Este é o ponto mais importante da Declaração de Compromisso. É aqui que as partes declaram comprometer-se em relação a medidas futuras. Vejamos as cinco alíneas, começando pelo preâmbulo, na medida em que a invocação do artigo 19.º pelos sindicatos e pelo ME subentende que os docentes veriam, como os restantes funcionários públicos, reconhecido todo o tempo de serviço. Mas a carreira docente implica outras abordagens e, por isso, se seguiram as cinco alíneas.

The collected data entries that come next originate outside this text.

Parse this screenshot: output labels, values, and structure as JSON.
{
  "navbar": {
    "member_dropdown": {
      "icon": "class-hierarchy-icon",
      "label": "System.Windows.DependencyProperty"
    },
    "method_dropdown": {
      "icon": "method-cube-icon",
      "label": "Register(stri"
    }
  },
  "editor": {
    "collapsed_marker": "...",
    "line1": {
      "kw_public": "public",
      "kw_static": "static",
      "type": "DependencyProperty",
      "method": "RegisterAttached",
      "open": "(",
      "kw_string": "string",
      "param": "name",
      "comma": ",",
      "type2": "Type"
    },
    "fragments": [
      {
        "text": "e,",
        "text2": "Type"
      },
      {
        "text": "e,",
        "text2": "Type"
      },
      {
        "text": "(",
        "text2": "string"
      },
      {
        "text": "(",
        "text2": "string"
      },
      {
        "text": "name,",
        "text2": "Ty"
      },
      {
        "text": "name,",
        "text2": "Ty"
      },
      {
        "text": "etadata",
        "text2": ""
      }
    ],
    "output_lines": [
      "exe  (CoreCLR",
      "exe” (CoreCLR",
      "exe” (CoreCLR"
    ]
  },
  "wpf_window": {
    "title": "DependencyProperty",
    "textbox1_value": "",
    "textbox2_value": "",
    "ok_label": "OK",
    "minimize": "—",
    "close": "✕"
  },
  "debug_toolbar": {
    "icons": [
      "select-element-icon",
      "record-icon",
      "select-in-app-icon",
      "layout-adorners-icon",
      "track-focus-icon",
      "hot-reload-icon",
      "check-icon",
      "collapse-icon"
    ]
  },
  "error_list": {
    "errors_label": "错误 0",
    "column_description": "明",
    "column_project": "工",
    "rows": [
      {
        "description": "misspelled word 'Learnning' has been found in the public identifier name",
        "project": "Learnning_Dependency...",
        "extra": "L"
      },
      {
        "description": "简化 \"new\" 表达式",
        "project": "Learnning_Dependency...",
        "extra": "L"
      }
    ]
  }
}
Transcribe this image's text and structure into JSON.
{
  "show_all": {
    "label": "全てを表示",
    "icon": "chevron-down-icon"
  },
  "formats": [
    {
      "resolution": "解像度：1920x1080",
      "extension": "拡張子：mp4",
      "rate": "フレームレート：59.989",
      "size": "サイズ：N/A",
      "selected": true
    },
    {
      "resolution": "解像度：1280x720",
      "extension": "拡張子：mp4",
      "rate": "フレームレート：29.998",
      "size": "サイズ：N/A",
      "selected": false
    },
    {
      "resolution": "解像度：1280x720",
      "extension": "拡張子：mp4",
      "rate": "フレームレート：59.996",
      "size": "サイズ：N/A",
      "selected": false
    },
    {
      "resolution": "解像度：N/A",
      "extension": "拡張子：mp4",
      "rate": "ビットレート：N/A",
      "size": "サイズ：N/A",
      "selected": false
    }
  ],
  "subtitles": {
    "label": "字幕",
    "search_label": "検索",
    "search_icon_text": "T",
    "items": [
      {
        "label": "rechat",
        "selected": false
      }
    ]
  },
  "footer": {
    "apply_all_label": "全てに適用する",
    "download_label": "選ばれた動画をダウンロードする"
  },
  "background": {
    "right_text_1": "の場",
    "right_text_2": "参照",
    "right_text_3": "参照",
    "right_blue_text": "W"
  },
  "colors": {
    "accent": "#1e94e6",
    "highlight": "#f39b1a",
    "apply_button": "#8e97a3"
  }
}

a) esta alínea deixa claro que o tempo será recuperado. Falta descobrir o modo como será feito o processo de recuperação e o calendário dessa recuperação;

b) não se trata de alterar a estrutura da carreira docente. Trata-se, outrossim, de reposicionar todos os docentes na carreira, de modo a dar-lhe sentido e actualidade. De facto, a carreira está desfazada da realidade, na medida em que já não é possível à maior parte dos docentes cumpri-la;

c) esta alínea vem reforçar a ideia anterior, isto é, sabe-se, pelo acordo firmado, que vai haver reposicionamento. A única garantia é que o reposicionamento na carreira de todos os professores não permita ultrapassagens;

d) o novo texto do artigo 38.º da Lei n.º114/2017 é este: «Para efeitos de aplicação das normas de ingresso na carreira, são diretamente aplicáveis os critérios de progressão definidos no Estatuto da Carreira dos Educadores de Infância e dos Professores dos Ensinos Básico e Secundário, aprovado em anexo ao Decreto-Lei n.º 139-A/90, de 28 de abril, na sua atual redação.» Deveria assim estar garantida a justeza da progressão.

e) esta alínea é o verdadeiro compromisso: por razões financeiras, de modo a evitar um impacto orçamental insustentável, este processo de recomposição na carreira deverá alongar-se o tempo necessário, nunca ultrapassando o termo da próxima legislatura. 

O Ministério da Educação tem apresentado propostas que desrespeitam o compromisso assumido neste ponto 5, especialmente na alínea e). Só faz sentido que seja apresentada uma proposta que reposicione todos os professores, com a garantia de recuperação de todo o tempo de serviço, mesmo que isso signifique um prazo dilatado de quase 6 anos. Por uma questão de justiça relativa, este reposicionamento poderia ser feito por fases, compensando primeiro os mais prejudicados pelo processo de congelamento da progressão.  

«6. Iniciar o processo de discussão relativo aos horários dos professores e às questões relacionadas com o desgaste e envelhecimento dos docentes.»

Esta é uma questão que exige uma resposta consistente. O envelhecimento da classe docente é, por si só, uma questão que exige medidas políticas; mas o que ele  significa relativamente ao futuro da Educação em Portugal ainda é mais alarmante. Poderia ser uma oportunidade de repensar a formação inicial dos professores e a formação ao longo da carreira profissional. Poderia ser uma oportunidade para repensar os grandes desígnios da Educação em preparar a futura geração de professores em função deles. Poderia ser uma oportunidade de repensar todo o sistema educativo e a rede de agrupamentos e escolas.